А потом перешел к своим правам:

— Для меня свобода – прежде всего. Если захочу прокатиться до Парижа, то уеду и спрашивать не буду. Раз в неделю буду мотаться в Дом терпимости. А в бане буду париться с Акулиной…или еще с кем-нибудь. Охота, друзья и застолья – почти каждый день. Но чтобы ты на люди не появлялась. Пока у нас гости, ты с детьми сидишь в своих покоях. Не хочу, чтобы чужие мужики пялились на тебя. Та-ак, что еще? — он задумчиво помял подбородок, скосив глаза на Лиду.

Она стояла, словно статуя. Ее желтое лицо побледнело, а глаза в беспокойстве метались по квадрату окна.

«Все еще хочешь замуж за меня, Лидонька?» — с издевкой подумал он, а вслух добавил:

— Спать будем порознь. Не выношу, когда храпят и бздят под одеялом.

Тут девушка не выдержала, развернулась и выскочила из комнаты.

— Погоди, я тебе еще не все рассказал о нашей счастливой супружеской жизни! — крикнул он ей вслед и расхохотался.
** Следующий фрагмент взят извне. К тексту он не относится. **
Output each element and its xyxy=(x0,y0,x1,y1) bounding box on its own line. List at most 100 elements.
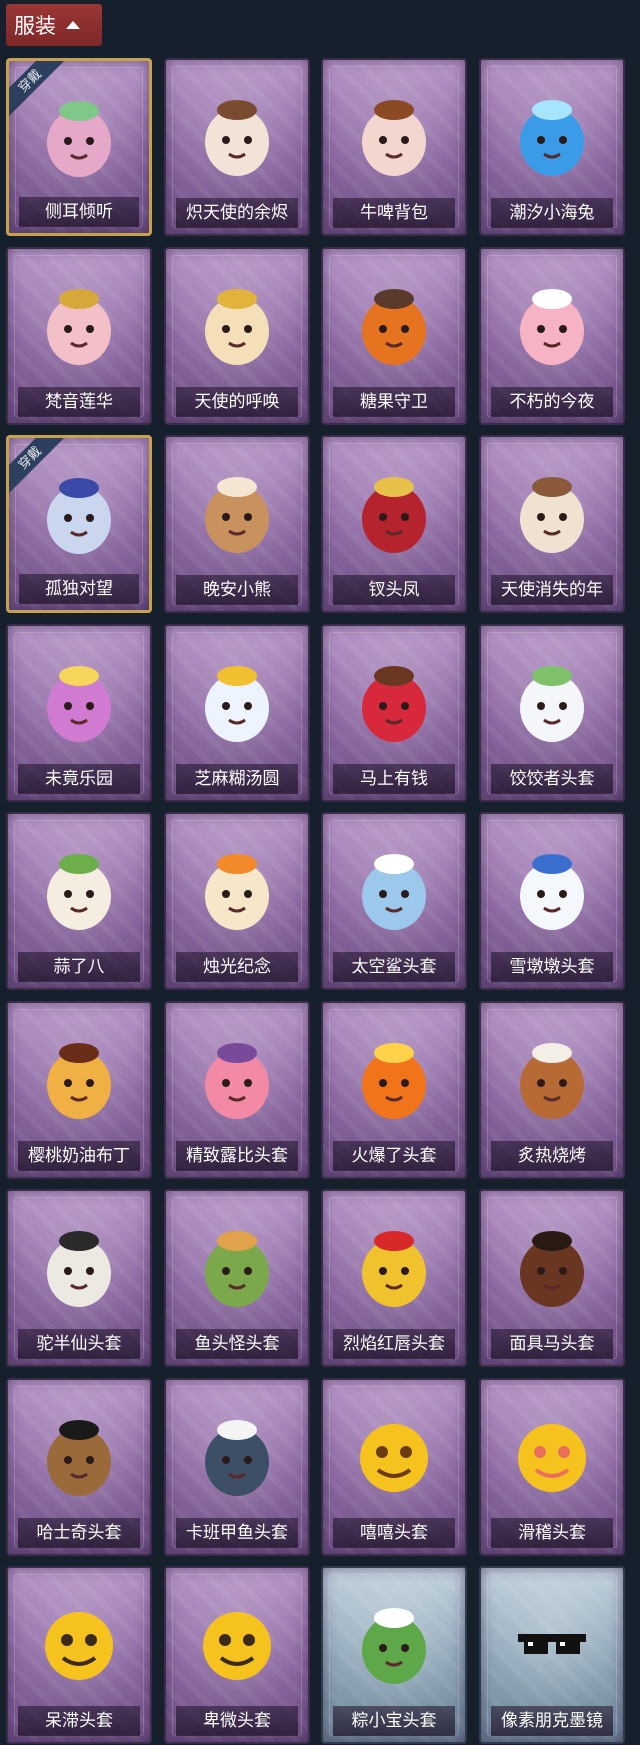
costume-card[interactable]: 潮汐小海兔 xyxy=(479,58,625,236)
costume-name: 面具马头套 xyxy=(491,1329,613,1359)
pudding-head-icon xyxy=(37,1031,121,1127)
costume-card[interactable]: 牛啤背包 xyxy=(321,58,467,236)
costume-name: 炽天使的余烬 xyxy=(176,198,298,228)
costume-name: 不朽的今夜 xyxy=(491,387,613,417)
costume-card[interactable]: 雪墩墩头套 xyxy=(479,812,625,990)
costume-name: 糖果守卫 xyxy=(333,387,455,417)
magical-girl-icon xyxy=(37,654,121,750)
costume-name: 粽小宝头套 xyxy=(333,1706,455,1736)
costume-card[interactable]: 精致露比头套 xyxy=(164,1001,310,1179)
angel-girl-icon xyxy=(195,88,279,184)
costume-name: 饺饺者头套 xyxy=(491,764,613,794)
teddy-bear-icon xyxy=(195,465,279,561)
costume-card[interactable]: 炙热烧烤 xyxy=(479,1001,625,1179)
cow-barrel-icon xyxy=(352,88,436,184)
costume-name: 蒜了八 xyxy=(18,952,140,982)
costume-name: 卑微头套 xyxy=(176,1706,298,1736)
costume-name: 天使消失的年 xyxy=(491,575,613,605)
costume-name: 雪墩墩头套 xyxy=(491,952,613,982)
snowman-head-icon xyxy=(510,842,594,938)
costume-card[interactable]: 马上有钱 xyxy=(321,624,467,802)
pikachu-head-icon xyxy=(352,1219,436,1315)
costume-name: 烛光纪念 xyxy=(176,952,298,982)
pink-beaver-head-icon xyxy=(195,1031,279,1127)
costume-card[interactable]: 粽小宝头套 xyxy=(321,1566,467,1744)
costume-card[interactable]: 蒜了八 xyxy=(6,812,152,990)
costume-card[interactable]: 呆滞头套 xyxy=(6,1566,152,1744)
costume-card[interactable]: 卡班甲鱼头套 xyxy=(164,1378,310,1556)
horse-mask-icon xyxy=(510,1219,594,1315)
costume-card[interactable]: 驼半仙头套 xyxy=(6,1189,152,1367)
costume-card[interactable]: 未竟乐园 xyxy=(6,624,152,802)
costume-card[interactable]: 嘻嘻头套 xyxy=(321,1378,467,1556)
costume-name: 晚安小熊 xyxy=(176,575,298,605)
stare-emoji-icon xyxy=(37,1596,121,1692)
costume-card[interactable]: 天使的呼唤 xyxy=(164,247,310,425)
costume-card[interactable]: 滑稽头套 xyxy=(479,1378,625,1556)
costume-card[interactable]: 面具马头套 xyxy=(479,1189,625,1367)
costume-name: 嘻嘻头套 xyxy=(333,1518,455,1548)
costume-name: 牛啤背包 xyxy=(333,198,455,228)
polar-bear-head-icon xyxy=(37,1219,121,1315)
costume-name: 滑稽头套 xyxy=(491,1518,613,1548)
costume-name: 鱼头怪头套 xyxy=(176,1329,298,1359)
smirk-emoji-icon xyxy=(510,1408,594,1504)
costume-card[interactable]: 梵音莲华 xyxy=(6,247,152,425)
costume-card[interactable]: 钗头凤 xyxy=(321,435,467,613)
costume-name: 樱桃奶油布丁 xyxy=(18,1141,140,1171)
worn-badge-label: 穿戴 xyxy=(9,438,68,496)
rice-ball-icon xyxy=(195,654,279,750)
dumpling-head-icon xyxy=(510,654,594,750)
costume-grid: 侧耳倾听 穿戴 炽天使的余烬 牛啤背包 潮汐小海兔 梵音莲华 天使的呼唤 糖果守… xyxy=(0,0,640,1745)
turtle-head-icon xyxy=(195,1408,279,1504)
grin-emoji-icon xyxy=(352,1408,436,1504)
costume-name: 卡班甲鱼头套 xyxy=(176,1518,298,1548)
halo-girl-icon xyxy=(510,465,594,561)
costume-card[interactable]: 天使消失的年 xyxy=(479,435,625,613)
costume-card[interactable]: 卑微头套 xyxy=(164,1566,310,1744)
costume-name: 马上有钱 xyxy=(333,764,455,794)
costume-card[interactable]: 鱼头怪头套 xyxy=(164,1189,310,1367)
angel-boy-icon xyxy=(195,277,279,373)
costume-card[interactable]: 不朽的今夜 xyxy=(479,247,625,425)
costume-name: 火爆了头套 xyxy=(333,1141,455,1171)
red-horse-icon xyxy=(352,654,436,750)
pixel-sunglasses-icon xyxy=(510,1596,594,1692)
costume-name: 未竟乐园 xyxy=(18,764,140,794)
costume-card[interactable]: 芝麻糊汤圆 xyxy=(164,624,310,802)
costume-card[interactable]: 烛光纪念 xyxy=(164,812,310,990)
husky-head-icon xyxy=(37,1408,121,1504)
costume-card[interactable]: 火爆了头套 xyxy=(321,1001,467,1179)
costume-name: 烈焰红唇头套 xyxy=(333,1329,455,1359)
costume-card[interactable]: 糖果守卫 xyxy=(321,247,467,425)
costume-name: 驼半仙头套 xyxy=(18,1329,140,1359)
costume-card[interactable]: 晚安小熊 xyxy=(164,435,310,613)
costume-name: 孤独对望 xyxy=(19,574,139,604)
costume-card[interactable]: 炽天使的余烬 xyxy=(164,58,310,236)
costume-name: 哈士奇头套 xyxy=(18,1518,140,1548)
costume-name: 天使的呼唤 xyxy=(176,387,298,417)
costume-name: 钗头凤 xyxy=(333,575,455,605)
costume-name: 侧耳倾听 xyxy=(19,197,139,227)
costume-card[interactable]: 樱桃奶油布丁 xyxy=(6,1001,152,1179)
pink-fox-icon xyxy=(510,277,594,373)
costume-card[interactable]: 孤独对望 穿戴 xyxy=(6,435,152,613)
blue-seabunny-icon xyxy=(510,88,594,184)
costume-name: 像素朋克墨镜 xyxy=(491,1706,613,1736)
costume-card[interactable]: 哈士奇头套 xyxy=(6,1378,152,1556)
humble-emoji-icon xyxy=(195,1596,279,1692)
costume-card[interactable]: 侧耳倾听 穿戴 xyxy=(6,58,152,236)
worn-badge: 穿戴 xyxy=(9,438,71,500)
phoenix-crown-girl-icon xyxy=(352,465,436,561)
costume-card[interactable]: 饺饺者头套 xyxy=(479,624,625,802)
fire-head-icon xyxy=(352,1031,436,1127)
costume-card[interactable]: 像素朋克墨镜 xyxy=(479,1566,625,1744)
costume-name: 炙热烧烤 xyxy=(491,1141,613,1171)
costume-card[interactable]: 太空鲨头套 xyxy=(321,812,467,990)
costume-name: 呆滞头套 xyxy=(18,1706,140,1736)
meat-bone-head-icon xyxy=(510,1031,594,1127)
shark-head-icon xyxy=(352,842,436,938)
fish-head-icon xyxy=(195,1219,279,1315)
worn-badge-label: 穿戴 xyxy=(9,61,68,119)
costume-card[interactable]: 烈焰红唇头套 xyxy=(321,1189,467,1367)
Прошло два дня с той встречи. Судя по грозному крику Степана Мефодьевича, встречу ему в письме описали достаточно подробно и красочно.

— Гри-шка! — донесся вместе с ветром отцовский голос. — А ну подь сюда, паскуда! Прости Господи.

— Надо идти, — тихо сказал Гриша и начал одеваться. Акулина больше не приставала с вопросами, поняла, что барин поступил по ее совету. Она стянула мокрую сорочку, открыла дверь бани и нырнула в пар.

— Хорошо тебе, — с завистью подумал он. — А мне сегодня точно нагайкой попадет.

Юноша набросил на плечи старый кафтан, засунул ноги в галоши и зашлепал по грязи в сторону дома. Степан Мефодьевич увидел его издали и терпеливо ждал, когда нерадивый сынок приблизится.

— Звал, батюшка? — весело спросил Гриша, хотя весь напрягся от страха.

— Звал, сыночек, — елейным голосом ответил отец. — Мне письмо пришло от разлюбезного друга Илюши. Знаешь, что там написано?

— Откуда? — изобразил удивление Гриша, но Степан Мефодьевич знал сына, как облупленного, поэтому не стал долго рассусоливать.

— Что ж ты, антихрист, натворил, а? Ты хоть представляешь, как меня опозорил, паскуда? — в руке, которую он прежде держал за спиной, оказалась кожаная плеть. — Я тебя сейчас так отхожу, чтобы больше не смел и рта раскрывать.

Гриша развернулся и, поскальзываясь на жирной грязи, ринулся к калитке. Отец сбежал с крыльца и пустился следом, размахивая нагайкой.

— Стой! А ну, стой, стервец! По бабам ты гулять собрался, по Парижам? Вот я тебя!

Гриша перемахнул через запертую заднюю калитку и побежал по узкой тропинке вниз, к реке.

— Вернись! — донесся до него далекий голос Степана Мефодьевича, который, видимо, поостерегся бегать по тропинкам.

— Вот так-то, батюшка, — сказал он, тяжело дыша от быстрого бега. — Не догонишь…

Вдруг нога за что-то зацепилась, Гриша кувыркнулся в воздухе и упал навзничь, ударившись головой о камень.

***

— Эй, молодчик, ты чего здесь лежишь? — услышал Гриша чей-то встревоженный шепот.

Он открыл глаза, сел и огляделся. Рядом с ним на коленях стоял небритый молодой человек, слева – густой лес и куча валежника, справа – широкий ров с кольями на дне, а за ним высокий бревенчатый забор.

— Опять?! — Гриша вскочил на ноги, но голова закружилась, и он тут же повалился обратно. — Только не это. Господи, пожалуйста, разреши мне проснуться.

Он перекрестился, достал из-под рубашки крест на цепочке и поцеловал его.

— За что опять ты меня наказываешь? Ты хочешь, чтобы я женился на Лидке-тростинке? Хорошо-хорошо, я согласен. Согласен, говорю! Отправляй меня домой.

Юноша зажмурился, в надежде, что, когда он откроет глаза, то очутится дома.